For any text or vision model not listed individually, pricing is set by parameter count and architecture. These size-based prices apply uniformly to input and output (no separate cached-input rate):

| Model                                                  | \$ / 1M tokens |
| ------------------------------------------------------ | -------------- |
| Less than 4B parameters                                | \$0.10         |
| 4B – 16B parameters                                    | \$0.20         |
| More than 16B parameters                               | \$0.90         |
| MoE up to 56B parameters (e.g. Mixtral 8x7B)           | \$0.50         |
| MoE 56.1B – 176B parameters (e.g. DBRX, Mixtral 8x22B) | \$1.20         |

## Embeddings

Embeddings are billed per 1M input tokens.
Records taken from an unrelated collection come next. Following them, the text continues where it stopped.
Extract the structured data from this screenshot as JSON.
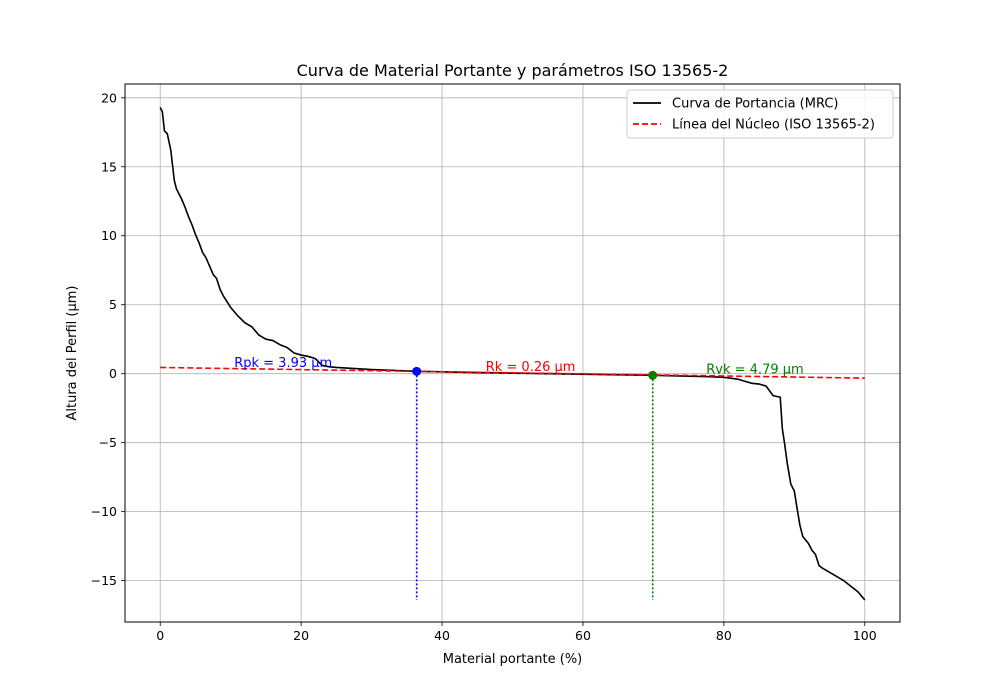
{
  "chart_data": {
    "type": "line",
    "title": "Curva de Material Portante y parámetros ISO 13565-2",
    "xlabel": "Material portante (%)",
    "ylabel": "Altura del Perfil (µm)",
    "xlim": [
      -5,
      105
    ],
    "ylim": [
      -18,
      21
    ],
    "xticks": [
      0,
      20,
      40,
      60,
      80,
      100
    ],
    "yticks": [
      -15,
      -10,
      -5,
      0,
      5,
      10,
      15,
      20
    ],
    "grid": true,
    "legend": {
      "placement": "top-right",
      "entries": [
        "Curva de Portancia (MRC)",
        "Línea del Núcleo (ISO 13565-2)"
      ]
    },
    "series": [
      {
        "name": "Curva de Portancia (MRC)",
        "color": "#000000",
        "style": "solid",
        "x": [
          0,
          0.3,
          0.6,
          1.0,
          1.5,
          2.0,
          2.3,
          2.6,
          3.0,
          3.5,
          4.0,
          4.5,
          5.0,
          5.5,
          6.0,
          6.5,
          7.0,
          7.5,
          8.0,
          8.5,
          9.0,
          9.5,
          10,
          11,
          12,
          13,
          14,
          15,
          16,
          17,
          18,
          19,
          20,
          21,
          22,
          23,
          24,
          25,
          30,
          36.4,
          45,
          55,
          65,
          69.9,
          75,
          78,
          80,
          82,
          84,
          85,
          86,
          87,
          88,
          88.3,
          88.6,
          89,
          89.5,
          90,
          90.4,
          90.8,
          91.2,
          92,
          92.5,
          93,
          93.5,
          94,
          95,
          96,
          97,
          98,
          99,
          99.5,
          100
        ],
        "y": [
          19.3,
          19.0,
          17.6,
          17.4,
          16.2,
          14.0,
          13.4,
          13.1,
          12.7,
          12.1,
          11.4,
          10.8,
          10.1,
          9.5,
          8.8,
          8.4,
          7.8,
          7.2,
          6.9,
          6.1,
          5.6,
          5.2,
          4.8,
          4.2,
          3.7,
          3.4,
          2.8,
          2.5,
          2.4,
          2.1,
          1.9,
          1.5,
          1.35,
          1.25,
          1.1,
          0.6,
          0.5,
          0.45,
          0.3,
          0.17,
          0.08,
          0.0,
          -0.08,
          -0.12,
          -0.18,
          -0.22,
          -0.26,
          -0.4,
          -0.7,
          -0.75,
          -0.9,
          -1.6,
          -1.7,
          -4.0,
          -5.0,
          -6.5,
          -8.0,
          -8.5,
          -9.8,
          -11.0,
          -11.8,
          -12.3,
          -12.8,
          -13.1,
          -13.9,
          -14.1,
          -14.4,
          -14.7,
          -15.0,
          -15.4,
          -15.8,
          -16.1,
          -16.4
        ]
      },
      {
        "name": "Línea del Núcleo (ISO 13565-2)",
        "color": "#ff0000",
        "style": "dashed",
        "x": [
          0,
          100
        ],
        "y": [
          0.45,
          -0.32
        ]
      }
    ],
    "points": [
      {
        "x": 36.4,
        "y": 0.17,
        "color": "#0000ff",
        "drop_to": -16.4
      },
      {
        "x": 69.9,
        "y": -0.12,
        "color": "#008000",
        "drop_to": -16.4
      }
    ],
    "annotations": [
      {
        "text": "Rpk = 3.93 µm",
        "x": 10.5,
        "y": 0.5,
        "color": "#0000ff"
      },
      {
        "text": "Rk = 0.26 µm",
        "x": 46.2,
        "y": 0.2,
        "color": "#ff0000"
      },
      {
        "text": "Rvk = 4.79 µm",
        "x": 77.5,
        "y": 0.0,
        "color": "#008000"
      }
    ]
  }
}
| Base model parameter count | \$ / 1M input tokens |
| -------------------------- | -------------------- |
| up to 150M                 | \$0.008              |
| 150M – 350M                | \$0.016              |
| Qwen3 8B                   | \$0.10               |

## Notes

* For account-level controls (spend tiers, monthly budget, on-demand GPU quotas), see [Account quotas](/guides/quotas_usage/account-quotas).